FAIR – Fairness & Accuracy in Reporting

4/11/2010

Tradução: Caia Fittipaldi

Ante a evidência de que o Partido Democrata sofreu perdas importantes nas eleições de meio de mandado nos EUA, muitos jornalistas e colunistas repetem os diagnósticos de sempre (Extra!, 7-8/2006; FAIR Media Advisory, 3/2/3009): os Democratas não entenderam o ‘recado’ das urnas e caminharam muito para a esquerda. A solução, é claro, como sempre, seria os Democratas voltarem para a direita e reocuparem “o centro”. É diagnóstico rasteiro, que não resiste a qualquer melhor análise.

Durante meses, o problema dos Democratas foi corretamente identificado como “queda acentuada do entusiasmo” – a ideia de que a base progressista dos Democratas não estaria motivada para votar. As pesquisas de boca de urna na última 3a-feira confirmaram que poucos Democratas compareceram para votar. Como, então, entender essa evidência, acoplada à ideia de que Obama e os Democratas estariam implementando políticas excessivamente ‘de esquerda’? Se isso fosse verdade, seria de presumir que os eleitores Democratas acorressem massivamente às urnas, para apoiar sua agenda e a agende de seu partido. É impossível conciliar as duas ideias.

Contra todas as evidência, repórteres e colunistas adotaram a narrativa segundo a qual “se acabaram os dias de vida mansa para Obama, que já não conta com o apoio dos Democratas para insistir em sua agenda de esquerda” (Washington Post, 3/11/2010). “O veredicto das urnas efetivamente põe fim às ambições reformistas de Obama”, anunciou Peter Baker do New York Times, 3/11/2010).

Para muitos, Obama teria outra vez tergiversado no discurso de depois das eleições. Nas palavras de Dan Balz do Washington Post (4/11/2010), Obama “parecia não querer ver que, na opinião de muitos eleitores que em 2008 supuseram que ele fosse homem de centro, seu governo já andou mais do que o admissível na direção da esquerda”. Na CNN (3/11/2010), David Gergen disse que “não acho que Obama tenha assegurado boa posição de jogo pelo centro. E é o que teria de ter feito, na minha opinião, por suas políticas e pela escolha dos assessores.” Gergen citou a “reforma” da Seguridade Social como modo ideal para demonstrar que “Obama conquistou o que havia para conquistar em sua base”.

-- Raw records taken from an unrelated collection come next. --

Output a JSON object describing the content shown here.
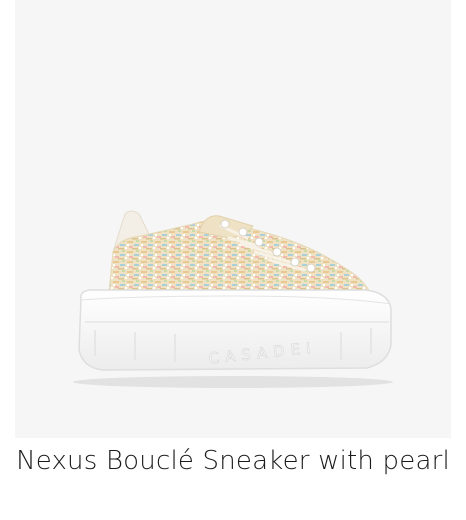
{
  "product": {
    "name": "Nexus Bouclé Sneaker with pearl",
    "sole_brand_text": "CASADEI",
    "image_icon": "sneaker-image",
    "colors": {
      "background": "#f6f6f6",
      "sole": "#ffffff",
      "boucle_base": "#efe2c4"
    }
  }
}
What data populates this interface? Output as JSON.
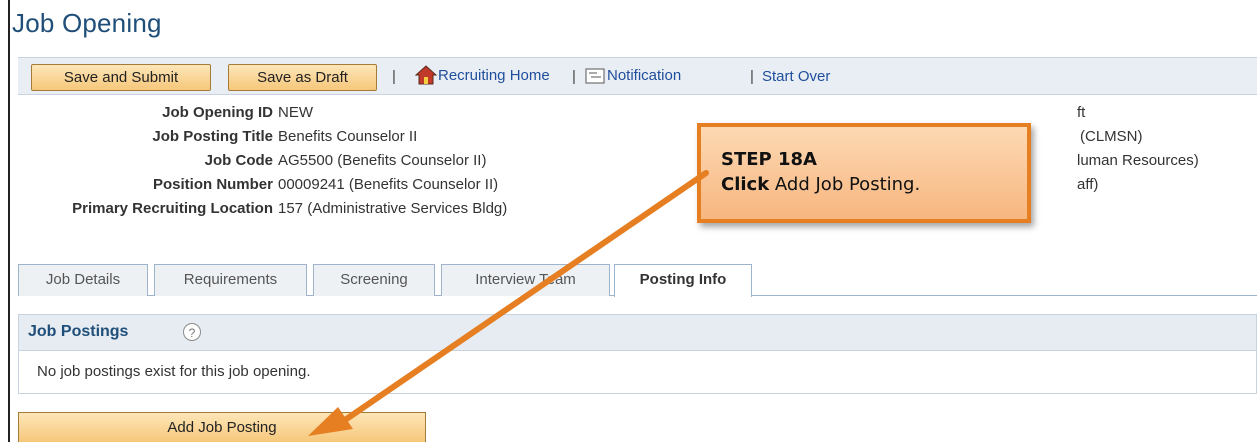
{
  "page": {
    "title": "Job Opening"
  },
  "toolbar": {
    "save_submit": "Save and Submit",
    "save_draft": "Save as Draft",
    "separator": "|",
    "recruiting_home": "Recruiting Home",
    "notification": "Notification",
    "start_over": "Start Over",
    "icons": [
      "house-icon",
      "notification-icon"
    ]
  },
  "fields": {
    "job_opening_id": {
      "label": "Job Opening ID",
      "value": "NEW"
    },
    "job_posting_title": {
      "label": "Job Posting Title",
      "value": "Benefits Counselor II"
    },
    "job_code": {
      "label": "Job Code",
      "value": "AG5500 (Benefits Counselor II)"
    },
    "position_number": {
      "label": "Position Number",
      "value": "00009241 (Benefits Counselor II)"
    },
    "primary_location": {
      "label": "Primary Recruiting Location",
      "value": "157 (Administrative Services Bldg)"
    }
  },
  "right_fragments": [
    "ft",
    "(CLMSN)",
    "luman Resources)",
    "aff)"
  ],
  "tabs": [
    {
      "label": "Job Details"
    },
    {
      "label": "Requirements"
    },
    {
      "label": "Screening"
    },
    {
      "label": "Interview Team"
    },
    {
      "label": "Posting Info",
      "active": true
    }
  ],
  "postings": {
    "title": "Job Postings",
    "help": "?",
    "empty_message": "No job postings exist for this job opening.",
    "add_button": "Add Job Posting"
  },
  "callout": {
    "step": "STEP 18A",
    "action": "Click",
    "instruction": " Add Job Posting."
  },
  "colors": {
    "title_blue": "#1f4e79",
    "button_orange": "#f6c77a",
    "callout_border": "#e67e22",
    "arrow": "#e67e22",
    "toolbar_bg": "#e9eef4"
  }
}
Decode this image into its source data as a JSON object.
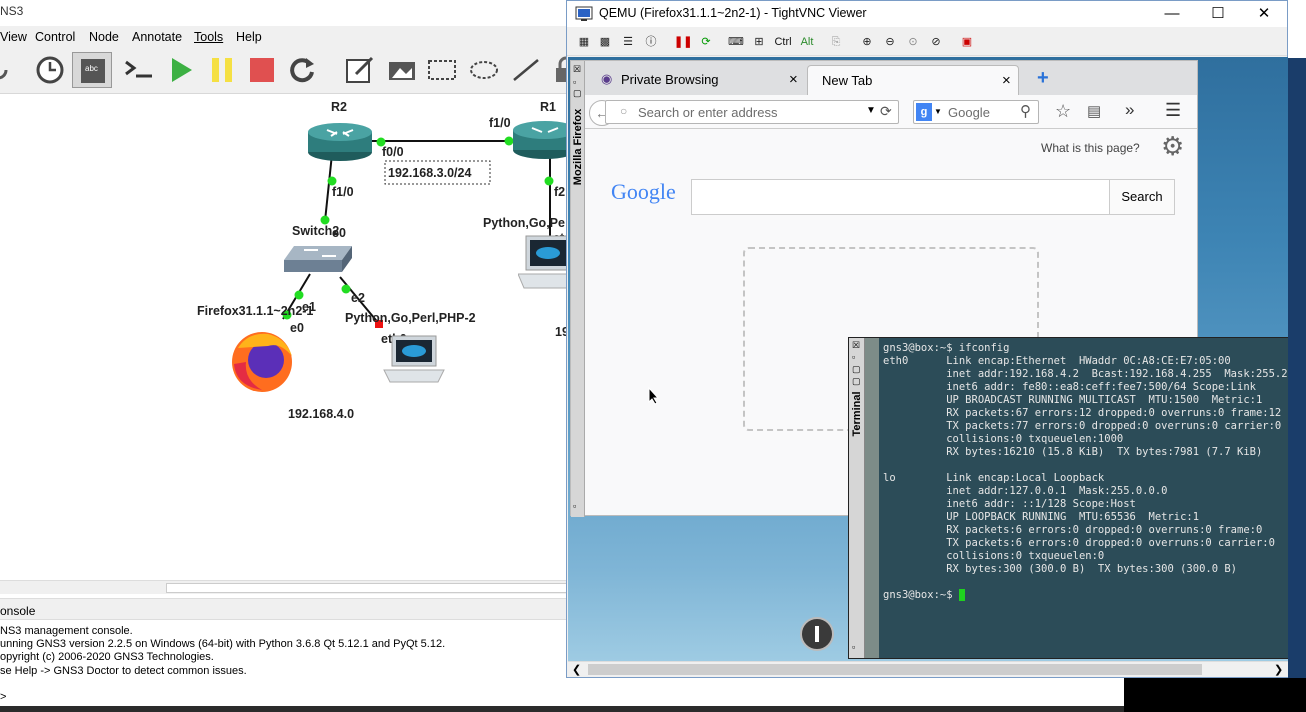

David Broder do Washington Post (4/11/2010) aconselhou Obama a:

“Voltar ao seu plano original de governo, que deixava espaço para acolher os Republicanos e subordinava-se às estratégicas definidas pelo Partido. De fato, os eleitores liberaram Obama das alianças com Nancy Pelosi e Harry Reid, que limitam seu o governo; e o puseram numa posição na qual pode e deve negociar com vários outros grupos de deputados, inclusive com os Republicanos. O mais grave erro do presidente parece ter sido recusar-se a encontrar-se pessoalmente, mano a mano, com o líder da minoria no Senado, sen. Mitch McConnell; ainda não se encontraram nenhuma vez, desde o início do governo Obama, há um ano e meio.”

Susan Page, do USA Today, observou, antes das eleições (29/10/2010):

“Nos seus primeiros dois anos de presidência, Obama agiu como se não precisasse manter relações de trabalho com os Republicanos no Congresso. Com grandes maiorias Democratas no Congresso (...), deveria ter-se aproximado de alguns Republicanos moderados como a senadora do Maine Olympia Snowe, em busca de um ou dois votos Republicanos que acrescentassem uma pátina de bipartidarismo às leis propostas ou aprovadas.”

Esses comentários sobre as políticas de Obama praticamente nada têm a ver com fatos. Todo o trabalho dos Democratas para conseguir aprovar a Reforma da Saúde, por exemplo, concentrou-se em tentar encontrar Republicanos que votassem a favor a reforma. Para isso, exatamente, vários aspectos da lei original foram excluídos ou adaptados – como o direito de o beneficiário escolher –, sempre as cláusulas da proposta original que mais entusiasmavam a opinião pública em geral. (A possibilidade de “pagador único” foi excluída logo no início das negociações com os Republicanos.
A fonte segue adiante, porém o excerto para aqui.